Capitol Journal: California must enforce ‘use’ law — now

Capitol Journal

Recently I bought a small TV set after trudging for what seemed like 40 miles through Wal-Mart. The price was OK: $158 plus an $8 recycling fee and $13.83 sales tax.

A colleague bought a similar TV while sitting comfortably at his desktop computer and clicking onto The list price was roughly the same as mine. But there was no add-on fee or sales tax. Not even a delivery charge.

How do California retailers compete against that? Increasingly, they can’t. It’s tough enough when your customers have to navigate parking lots and expend shoe leather. But when a rival can also offer tax-free merchandise, that’s plain unfair.

Actually, my colleague does owe a “use” tax on the TV. The sales and use tax are one and the same. The sales tax is collected by a merchant and forwarded to the state. If it isn’t collected, the consumer still owes the tax if he uses the merchandise in California. That has been the law since 1935.


But I’m not going to turn in the guy or bug him. The use tax isn’t enforced on consumers unless they’re buying a car or a boat. And it’s defying human nature to expect people to voluntarily hand over money unless there’s a penalty for keeping it in their pockets.

If government wants the money badly enough — and these days it certainly should — it needs to aggressively go after the tax itself.
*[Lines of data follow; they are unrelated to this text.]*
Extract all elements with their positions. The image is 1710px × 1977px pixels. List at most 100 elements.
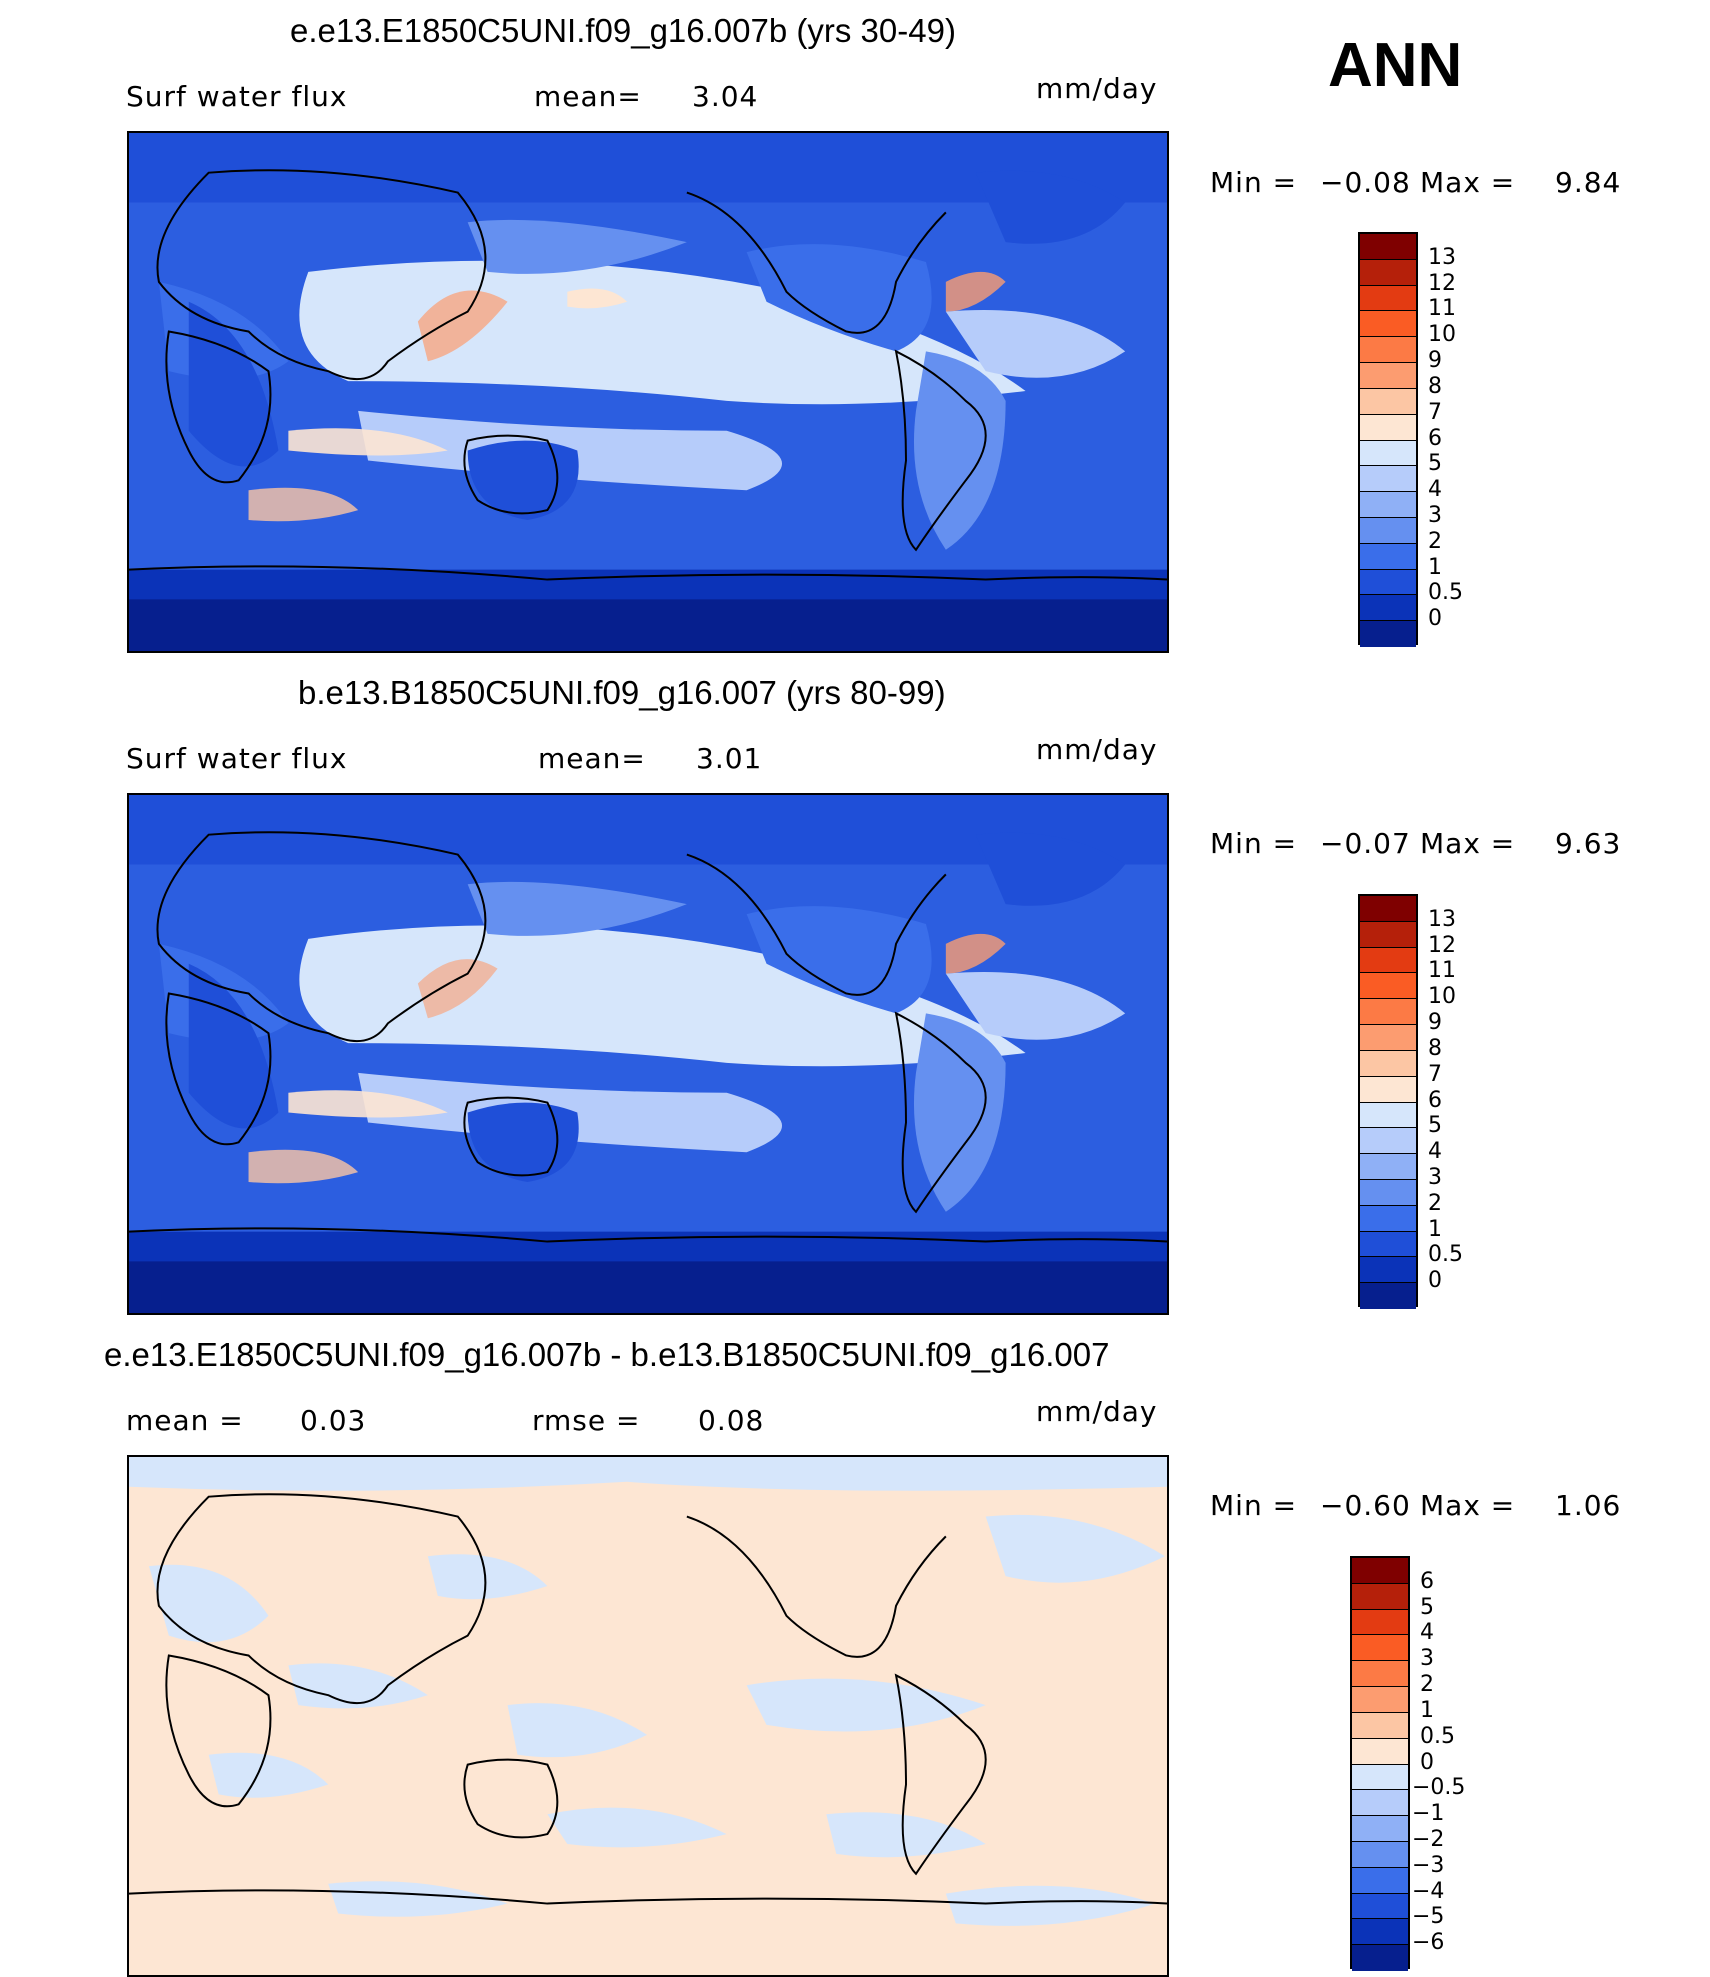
colorbar-box <box>1360 999 1416 1026</box>
colorbar-box <box>1360 1205 1416 1232</box>
colorbar-tick-label: 3 <box>1428 502 1442 528</box>
panel3-max-label: Max = <box>1420 1489 1516 1522</box>
colorbar-box <box>1360 621 1416 647</box>
panel1-min-value: −0.08 <box>1320 166 1411 199</box>
colorbar-tick-label: 6 <box>1420 1568 1434 1594</box>
colorbar-tick-label: 12 <box>1428 932 1456 958</box>
colorbar-tick-label: 1 <box>1428 554 1442 580</box>
colorbar-tick-label: 11 <box>1428 958 1456 984</box>
panel2-field <box>129 795 1167 1313</box>
panel3-field <box>129 1457 1167 1975</box>
panel3-map <box>127 1455 1169 1977</box>
colorbar-box <box>1352 1687 1408 1713</box>
colorbar-tick-label: 8 <box>1428 1035 1442 1061</box>
panel1-min-label: Min = <box>1210 166 1298 199</box>
colorbar-tick-label: 6 <box>1428 1087 1442 1113</box>
colorbar-tick-label: 4 <box>1428 1139 1442 1165</box>
colorbar-box <box>1360 259 1416 286</box>
colorbar-tick-label: 7 <box>1428 1061 1442 1087</box>
colorbar-box <box>1360 517 1416 544</box>
colorbar-box <box>1352 1712 1408 1739</box>
colorbar-box <box>1352 1945 1408 1971</box>
colorbar-box <box>1360 363 1416 389</box>
panel2-title: b.e13.B1850C5UNI.f09_g16.007 (yrs 80-99) <box>298 674 946 711</box>
colorbar-box <box>1360 1283 1416 1309</box>
colorbar-tick-label: −5 <box>1412 1904 1445 1930</box>
colorbar-tick-label: −6 <box>1412 1930 1445 1956</box>
colorbar-tick-label: 2 <box>1428 1190 1442 1216</box>
colorbar-tick-label: 1 <box>1428 1216 1442 1242</box>
colorbar-box <box>1352 1558 1408 1584</box>
colorbar-box <box>1360 1154 1416 1180</box>
colorbar-box <box>1360 921 1416 948</box>
panel1-mean-label: mean= <box>534 80 642 113</box>
panel2-variable-label: Surf water flux <box>126 742 348 775</box>
colorbar-tick-label: 8 <box>1428 373 1442 399</box>
colorbar-tick-label: 0.5 <box>1420 1723 1455 1749</box>
colorbar-box <box>1360 466 1416 493</box>
colorbar-tick-label: −0.5 <box>1412 1775 1466 1801</box>
colorbar-tick-label: 3 <box>1428 1164 1442 1190</box>
colorbar-tick-label: 0 <box>1428 606 1442 632</box>
panel2-mean-label: mean= <box>538 742 646 775</box>
colorbar-tick-label: 6 <box>1428 425 1442 451</box>
colorbar-box <box>1352 1609 1408 1636</box>
panel3-rmse-label: rmse = <box>532 1404 641 1437</box>
colorbar-tick-label: 10 <box>1428 984 1456 1010</box>
colorbar-tick-label: 13 <box>1428 244 1456 270</box>
colorbar-tick-label: 13 <box>1428 906 1456 932</box>
panel3-min-label: Min = <box>1210 1489 1298 1522</box>
colorbar-box <box>1360 569 1416 596</box>
colorbar-tick-label: 10 <box>1428 322 1456 348</box>
colorbar-box <box>1360 595 1416 622</box>
colorbar-box <box>1360 1128 1416 1155</box>
colorbar-box <box>1360 414 1416 441</box>
colorbar-box <box>1360 543 1416 570</box>
season-label: ANN <box>1328 31 1463 100</box>
colorbar-tick-label: −2 <box>1412 1826 1445 1852</box>
colorbar-box <box>1360 1076 1416 1103</box>
colorbar-box <box>1352 1790 1408 1817</box>
panel1-title: e.e13.E1850C5UNI.f09_g16.007b (yrs 30-49… <box>290 12 956 49</box>
colorbar-box <box>1352 1867 1408 1894</box>
colorbar-box <box>1352 1816 1408 1842</box>
colorbar-box <box>1360 337 1416 364</box>
colorbar-tick-label: 4 <box>1420 1620 1434 1646</box>
colorbar-tick-label: 0.5 <box>1428 580 1463 606</box>
colorbar-box <box>1360 285 1416 312</box>
colorbar-box <box>1360 1179 1416 1206</box>
colorbar-box <box>1360 234 1416 260</box>
colorbar-tick-label: 7 <box>1428 399 1442 425</box>
panel2-min-value: −0.07 <box>1320 827 1411 860</box>
colorbar-box <box>1360 947 1416 974</box>
colorbar-tick-label: 5 <box>1428 451 1442 477</box>
colorbar-tick-label: 1 <box>1420 1697 1434 1723</box>
colorbar-tick-label: 4 <box>1428 477 1442 503</box>
colorbar-box <box>1360 388 1416 415</box>
colorbar-tick-label: 3 <box>1420 1646 1434 1672</box>
colorbar-box <box>1352 1893 1408 1920</box>
panel3-mean-value: 0.03 <box>300 1404 367 1437</box>
colorbar-tick-label: 2 <box>1428 528 1442 554</box>
colorbar-tick-label: 0.5 <box>1428 1242 1463 1268</box>
colorbar-tick-label: −4 <box>1412 1878 1445 1904</box>
colorbar-tick-label: 2 <box>1420 1672 1434 1698</box>
panel2-min-label: Min = <box>1210 827 1298 860</box>
colorbar-box <box>1352 1919 1408 1946</box>
panel2-max-value: 9.63 <box>1555 827 1622 860</box>
colorbar-box <box>1360 1025 1416 1051</box>
colorbar-box <box>1352 1583 1408 1610</box>
colorbar-box <box>1352 1738 1408 1765</box>
colorbar-box <box>1360 1102 1416 1129</box>
colorbar-box <box>1360 440 1416 467</box>
colorbar-box <box>1360 492 1416 518</box>
colorbar-box <box>1360 1231 1416 1258</box>
panel3-title: e.e13.E1850C5UNI.f09_g16.007b - b.e13.B1… <box>104 1336 1110 1373</box>
panel1-colorbar <box>1358 232 1418 647</box>
colorbar-tick-label: 0 <box>1420 1749 1434 1775</box>
colorbar-box <box>1352 1764 1408 1791</box>
panel1-map <box>127 131 1169 653</box>
panel1-variable-label: Surf water flux <box>126 80 348 113</box>
panel3-min-value: −0.60 <box>1320 1489 1411 1522</box>
colorbar-tick-label: −3 <box>1412 1852 1445 1878</box>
And that raises the question: What are Gov. Jerry Brown and the Legislature waiting for? There’s a $26.6-billion budget hole to be filled, and lawmakers have approved plans for plugging less than half.

I mean, regardless of whether you favor raising taxes — regardless of whether you support the governor’s plan to extend higher income, sales and vehicle levies for five more years — at least we should all agree that taxes already owed should be collected.

It puzzles me why there isn’t an uproar in the state Capitol about the revenue need and the fundamental fairness of forcing e-tailers such as Amazon to tack the sales tax onto their customers’ bills.

There does seem to be some lukewarm enthusiasm for the idea and legislation is crawling, but Brown has not taken a position.

This is Assemblywoman Nancy Skinner’s third year chasing e-tailers. The Berkeley Democrat is pushing a bill similar to one that Gov. Arnold Schwarzenegger vetoed two years ago. She thinks prospects are improving.

“This is the first year where California businesses are on board,” she says. “We’ve got the wholesale support of big retailers and small mom-and-pops. California businesses are finally fed up.”


Bill Dombrowski, president of the California Retailers Assn., says, “It’s a competitive issue we can’t allow to continue. The battle’s on. It’s going to happen. And eventually Washington, D.C., is going to have to do something.”

It is a growing national problem that several recession-plagued states — New York, Illinois, Texas and Colorado, among others — have been fighting.

Federal law requires e-tailers and mail cataloguers to collect sales tax only if they have a physical presence in the state — a nexus — such as a traditional brick-and-mortar store or a warehouse.

New York found a way around the law, and so far it has survived court tests. Skinner’s bill, which on Monday cleared its first committee, is patterned after New York’s law. It would redefine physical nexus to include a dot-com’s “affiliates” — website operators that provide a link to the e-tailer — in return for a commission on sales.


Amazon and e-tailer are fighting back through George Runner, a Republican member of the state Board of Equalization, which administers the sales tax. Both have written him that they’ll unload their California affiliates if the Skinner bill is enacted.

“There are as many as 25,000 Internet affiliate businesses in the state that could be wiped out by this bill,” Runner says. “The bill simply won’t work. Out-of-state retailers will cut ties with their California affiliates and continue selling to California consumers.”

He says California affiliates paid $124 million in state income taxes in 2009.

So be it. Holding affiliates hostage in a desperate effort to continue tax-exempt merchandizing shouldn’t be condoned. Barnes & Noble, which does collect the sales tax, has offered to pick up some of the Amazon affiliates. Other online retailers could, too.


If the tax-free e-tailers retained their affiliate marketers and began collecting the taxes, Skinner estimates, her bill would net between $250 million and $500 million annually for the bleeding state general fund.

But California this year will be stiffed much more: $1.7 billion in taxes that should have been paid on Web purchases, according to a University of Tennessee study.

Another bill, by state Sen. Loni Hancock (D-Berkeley), would grant the Board of Equalization more power to force tax collections. She estimates it could gain the state more than $1 billion annually.

A key backer is Democratic equalization board member Betty Yee.


“Amazon used to argue that it didn’t have the capability to collect the taxes, given the various different tax rates,” she says. “They can track individual consumer preferences about products but can’t track sales taxes? That’s kind of crazy.”

Runner says, “The only way to solve this problem is with a national solution. You can’t do it piecemeal.”

Perhaps. But a lot of California retailers could fold before the feds ride to their rescue. Meanwhile, deficit-plagued states are denied the taxes they’re owed.

Sacramento politicians should move swiftly to protect local businesses and demand the state’s legal share. They should get off their inertia.